Bronson (Sundance ’09)

BRONSON is based on the true story of Britain’s most notorious criminal. Much like Andrew Dominik’s CHOPPER (2000), it’s an unlikable movie about an unlikable person, a criminal so violent and depraved he has spent 30 of the past 34 years in solitary confinement. Tom Hardy, a staple in British film and television, plays Charles Bronson as a cocky, reckless man who refuses to make excuses for his behavior.

Born Michael Peterson, he changes his name to Charles Bronson at the insistence of an eager fight promoter, and it isn’t long before his propensity for violence lands him a 7-year stretch in prison for robbing a post office. Bronson narrates portions of his story while sitting on a chair under a spotlight, speaking directly the audience. He says he thought prison would be a good opportunity to “sharpen my tools, hone my skills”, and all the flippant talk of beat-downs and stompings seems to indicate that a rollicking good prison action flick looms on the horizon. But BRONSON isn’t an action film, it’s an art film, and frankly, not a very good one.

At various points in his prison career, Bronson goes off for absolutely NO reason, beating up prison guards—sometimes (inexplicably) naked—or taking a hostage, which adds years on to his existing sentence.
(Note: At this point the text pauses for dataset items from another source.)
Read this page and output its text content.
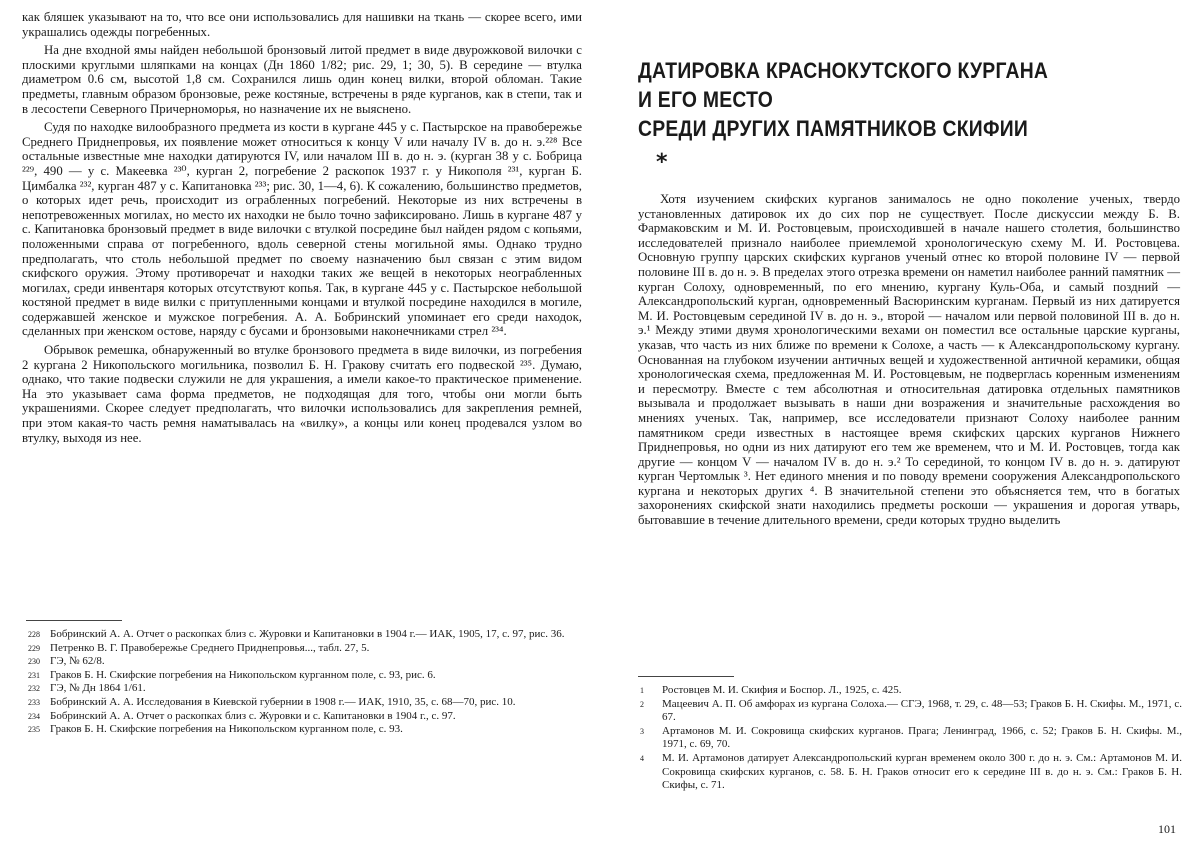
как бляшек указывают на то, что все они использовались для нашивки на ткань — скорее всего, ими украшались одежды погребенных.

На дне входной ямы найден небольшой бронзовый литой предмет в виде двурожковой вилочки с плоскими круглыми шляпками на концах (Дн 1860 1/82; рис. 29, 1; 30, 5). В середине — втулка диаметром 0.6 см, высотой 1,8 см. Сохранился лишь один конец вилки, второй обломан. Такие предметы, главным образом бронзовые, реже костяные, встречены в ряде курганов, как в степи, так и в лесостепи Северного Причерноморья, но назначение их не выяснено.

Судя по находке вилообразного предмета из кости в кургане 445 у с. Пастырское на правобережье Среднего Приднепровья, их появление может относиться к концу V или началу IV в. до н. э.²²⁸ Все остальные известные мне находки датируются IV, или началом III в. до н. э. (курган 38 у с. Бобрица ²²⁹, 490 — у с. Макеевка ²³⁰, курган 2, погребение 2 раскопок 1937 г. у Никополя ²³¹, курган Б. Цимбалка ²³², курган 487 у с. Капитановка ²³³; рис. 30, 1—4, 6). К сожалению, большинство предметов, о которых идет речь, происходит из ограбленных погребений. Некоторые из них встречены в непотревоженных могилах, но место их находки не было точно зафиксировано. Лишь в кургане 487 у с. Капитановка бронзовый предмет в виде вилочки с втулкой посредине был найден рядом с копьями, положенными справа от погребенного, вдоль северной стены могильной ямы. Однако трудно предполагать, что столь небольшой предмет по своему назначению был связан с этим видом скифского оружия. Этому противоречат и находки таких же вещей в некоторых неограбленных могилах, среди инвентаря которых отсутствуют копья. Так, в кургане 445 у с. Пастырское небольшой костяной предмет в виде вилки с притупленными концами и втулкой посредине находился в могиле, содержавшей женское и мужское погребения. А. А. Бобринский упоминает его среди находок, сделанных при женском остове, наряду с бусами и бронзовыми наконечниками стрел ²³⁴.

Обрывок ремешка, обнаруженный во втулке бронзового предмета в виде вилочки, из погребения 2 кургана 2 Никопольского могильника, позволил Б. Н. Гракову считать его подвеской ²³⁵. Думаю, однако, что такие подвески служили не для украшения, а имели какое-то практическое применение. На это указывает сама форма предметов, не подходящая для того, чтобы они могли быть украшениями. Скорее следует предполагать, что вилочки использовались для закрепления ремней, при этом какая-то часть ремня наматывалась на «вилку», а концы или конец продевался узлом во втулку, выходя из нее.

228 Бобринский А. А. Отчет о раскопках близ с. Журовки и Капитановки в 1904 г.— ИАК, 1905, 17, с. 97, рис. 36.
229 Петренко В. Г. Правобережье Среднего Приднепровья..., табл. 27, 5.
230 ГЭ, № 62/8.
231 Граков Б. Н. Скифские погребения на Никопольском курганном поле, с. 93, рис. 6.
232 ГЭ, № Дн 1864 1/61.
233 Бобринский А. А. Исследования в Киевской губернии в 1908 г.— ИАК, 1910, 35, с. 68—70, рис. 10.
234 Бобринский А. А. Отчет о раскопках близ с. Журовки и с. Капитановки в 1904 г., с. 97.
235 Граков Б. Н. Скифские погребения на Никопольском курганном поле, с. 93.
ДАТИРОВКА КРАСНОКУТСКОГО КУРГАНА
И ЕГО МЕСТО
СРЕДИ ДРУГИХ ПАМЯТНИКОВ СКИФИИ
*

Хотя изучением скифских курганов занималось не одно поколение ученых, твердо установленных датировок их до сих пор не существует. После дискуссии между Б. В. Фармаковским и М. И. Ростовцевым, происходившей в начале нашего столетия, большинство исследователей признало наиболее приемлемой хронологическую схему М. И. Ростовцева. Основную группу царских скифских курганов ученый отнес ко второй половине IV — первой половине III в. до н. э. В пределах этого отрезка времени он наметил наиболее ранний памятник — курган Солоху, одновременный, по его мнению, кургану Куль-Оба, и самый поздний — Александропольский курган, одновременный Васюринским курганам. Первый из них датируется М. И. Ростовцевым серединой IV в. до н. э., второй — началом или первой половиной III в. до н. э.¹ Между этими двумя хронологическими вехами он поместил все остальные царские курганы, указав, что часть из них ближе по времени к Солохе, а часть — к Александропольскому кургану. Основанная на глубоком изучении античных вещей и художественной античной керамики, общая хронологическая схема, предложенная М. И. Ростовцевым, не подверглась коренным изменениям и пересмотру. Вместе с тем абсолютная и относительная датировка отдельных памятников вызывала и продолжает вызывать в наши дни возражения и значительные расхождения во мнениях ученых. Так, например, все исследователи признают Солоху наиболее ранним памятником среди известных в настоящее время скифских царских курганов Нижнего Приднепровья, но одни из них датируют его тем же временем, что и М. И. Ростовцев, тогда как другие — концом V — началом IV в. до н. э.² То серединой, то концом IV в. до н. э. датируют курган Чертомлык ³. Нет единого мнения и по поводу времени сооружения Александропольского кургана и некоторых других ⁴. В значительной степени это объясняется тем, что в богатых захоронениях скифской знати находились предметы роскоши — украшения и дорогая утварь, бытовавшие в течение длительного времени, среди которых трудно выделить

1	Ростовцев М. И. Скифия и Боспор. Л., 1925, с. 425.
2	Мацеевич А. П. Об амфорах из кургана Солоха.— СГЭ, 1968, т. 29, с. 48—53; Граков Б. Н. Скифы. М., 1971, с. 67.
3	Артамонов М. И. Сокровища скифских курганов. Прага; Ленинград, 1966, с. 52; Граков Б. Н. Скифы. М., 1971, с. 69, 70.
4	М. И. Артамонов датирует Александропольский курган временем около 300 г. до н. э. См.: Артамонов М. И. Сокровища скифских курганов, с. 58. Б. Н. Граков относит его к середине III в. до н. э. См.: Граков Б. Н. Скифы, с. 71.
101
Bouncing from prison to prison, to a mental institution, and then back to prison again, Bronson embraces his empty lifestyle with complete abandon, never regretting a single choice he’s made, even as he spends most of his days alone in his tiny cell. Spending 90 minutes with a character who is smothered by his own self-assured misery doesn’t make for a very fun night at the movies.

Of course, there’s still the subject of the prison fight scenes to discuss. First, there aren’t that many of them. Second, what few fight scenes exist are so murky, grainy, and dark, that any choreography is rendered completely incomprehensible. And these aren’t the adrenalized fight scenes of UNDISPUTED or ROCKY III, these are art film fight scenes, like the kind you might find in GIRLFIGHT. Nothing to get excited about. Seriously, the Stephen Dorff fight scenes in FELON were better than anything on display in BRONSON.

Steeped in a weirdly frustrating burlesque, BRONSON isn’t funny or amusing enough to be entertaining, but it’s not all that easy to take seriously, either. What’s the point of the face paint? Or the scene where a bunch of mental patients dance to “It’s a Sin” by the Pet Shop Boys? What’s the point of any of it? I, for one, am not going to waste another second thinking about this ugly, unpleasant movie. You shouldn’t either.